UT Food Lab Finalists: Robotic Chefs, Edible Insects, Virtual Farmers Market
Even the most fundamental of human endeavor, say, eating, can benefit from innovation.
That’s the spirit behind the Food Lab at the University of Texas at Austin, an initiative that seeks to take an entrepreneurial look at how we grow, distribute, and eat food.
“We’re bringing people to the table who normally don’t get together: farmers and architects, food entrepreneurs but also academics,” says Robyn Metcalfe, founder and director of the UT Food Lab.
More than 60 teams submitted business plans for the “Food Lab Challenge Prize,” which encourages innovation in inputs and production; processing, packaging, and safety; storage and distribution; and healthy eating and food education.
A panel of 30 judges evaluated the proposals and, today, UT names 21 finalists for the competition, which will award a total of $30,000 in prizes. These startups are now being paired with industry mentors who have expertise in various areas of the food business, from agriculture and nutrition to venture funding, technology and food packaging. One team will receive the grand prize of $10,000 next February.
A majority of the competing teams are from Austin, with a handful of others from California, Atlanta, and Somerville, MA. These projects include customized 3D printed food for astronauts in space (Contractor,) an online farmers market (CitySprout,) a couple of food robotics companies (Sereneti Kitchen and GoodBot,) and ELISA-type tests for food safety (PHW Green Food Lab.)

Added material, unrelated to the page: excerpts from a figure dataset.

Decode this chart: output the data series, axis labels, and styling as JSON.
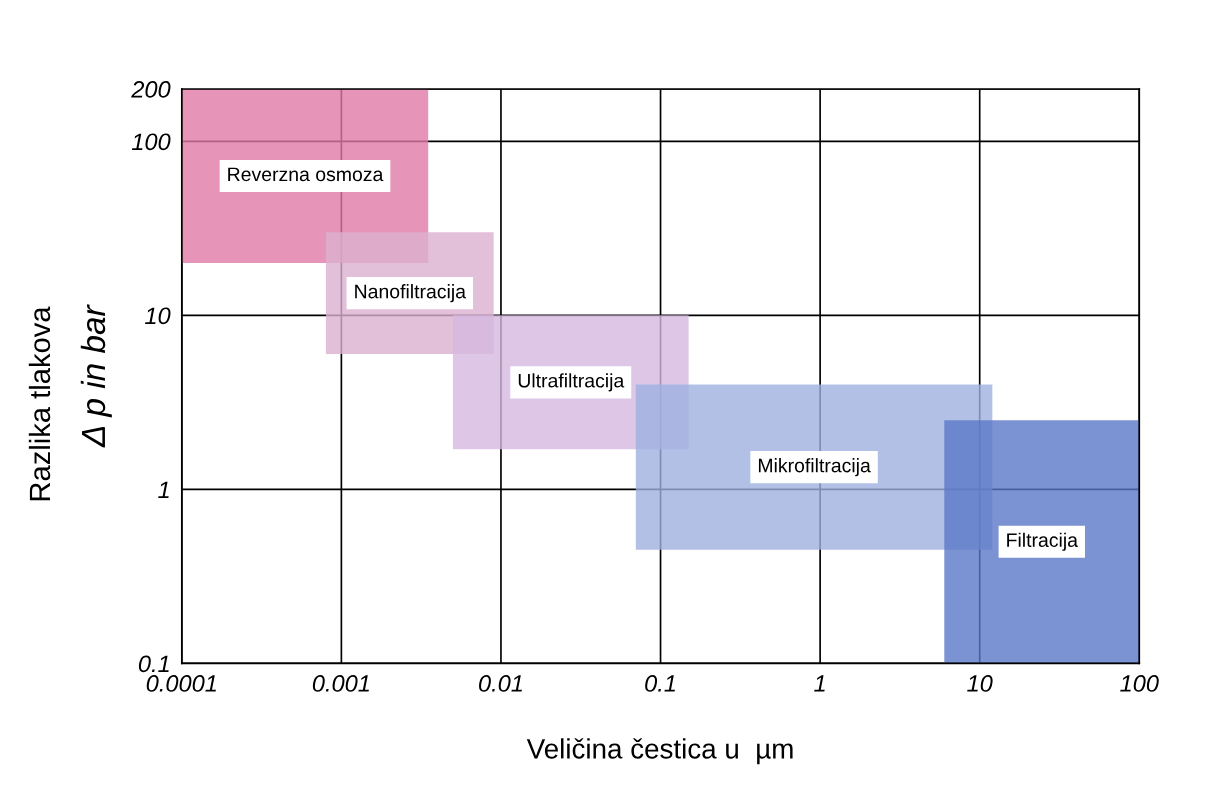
{
  "chart_data": {
    "type": "area",
    "xlabel": "Veličina čestica u  µm",
    "ylabel": "Δ p in bar",
    "annotations": [
      "Razlika tlakova"
    ],
    "log": "xy",
    "xlim": [
      0.0001,
      100
    ],
    "xticks": [
      0.0001,
      0.001,
      0.01,
      0.1,
      1,
      10,
      100
    ],
    "ylim": [
      0.1,
      200
    ],
    "yticks": [
      0.1,
      1,
      10,
      100,
      200
    ],
    "grid": true,
    "series": [
      {
        "name": "Reverzna osmoza",
        "color": "#e07aa8",
        "x": [
          0.0001,
          0.0001,
          0.0035,
          0.0035
        ],
        "values": [
          20,
          200,
          200,
          20
        ]
      },
      {
        "name": "Nanofiltracija",
        "color": "#dcb0d0",
        "x": [
          0.0008,
          0.0008,
          0.009,
          0.009
        ],
        "values": [
          6,
          30,
          30,
          6
        ]
      },
      {
        "name": "Ultrafiltracija",
        "color": "#d4b8e0",
        "x": [
          0.005,
          0.005,
          0.15,
          0.15
        ],
        "values": [
          1.7,
          10,
          10,
          1.7
        ]
      },
      {
        "name": "Mikrofiltracija",
        "color": "#9fb0e0",
        "x": [
          0.07,
          0.07,
          12,
          12
        ],
        "values": [
          0.45,
          4,
          4,
          0.45
        ]
      },
      {
        "name": "Filtracija",
        "color": "#5b78c8",
        "x": [
          6,
          6,
          100,
          100
        ],
        "values": [
          0.1,
          2.5,
          2.5,
          0.1
        ]
      }
    ]
  }
}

Overall, Metcalfe says she is pleased that many of the projects went beyond app or social media proposals and had those in the maker community building and making things to solve problems or weaknesses in the food system. The biggest surprise was the number of proposals related to insects as a sustainable and inexpensive source of protein. (One of the finalists, Cramen, is working on cricket-based protein and spirulina algae-based spice blend for third-world countries.)
“Bugs!” she says. “We’ve seen a big push in this edible category as it relates to alleviating hunger and providing an alternative source of protein.”
The newly established Food Lab at UT has academic partnerships with Startup Aggieland of Texas A&M, FoodSol at Wellesley, MA-based Babson College, and MIT. The focus on food innovation at the academic level comes as investment in food and agriculture-related technologies have jumped in recent years. Nationally, big tech names like Steve Case and Eric Schmidt have made significant investments in food startups, and AccelFoods, an accelerator with a dedicated fund, closed on applications for its third class of startups earlier this month.
In Texas, Food on the Table, an Austin subscription dietary plan service, was acquired last April by the Food Network. Around that time, Peach, which is also based in Austin, was started by two UT MBA students. Peach is a farm-to-table app that connects chefs and restaurant buyers with local farms, who otherwise could not market their meat and produce as easily.
Our food ecosystem has long been an interest of Metcalfe’s. Before founding the Food Lab at UT, she was the founding director and CEO of Kelmscott Rare Breeds Foundation and Farm in Lincolnville, ME. She also wrote “Meat, Commerce and the City: The London Food Market, 1800-1855” and made the documentary, “The Miracle of Feeding Cities.”
Technological innovation, she says, has yet to be fully leveraged to help solve problems in our food system, from agriculture to distribution.
“Food has become such a personal and emotional issue right now and people are confusing what makes a good social cause with what makes a good business” she says. “That’s the sort of endeavor we are working with them on.”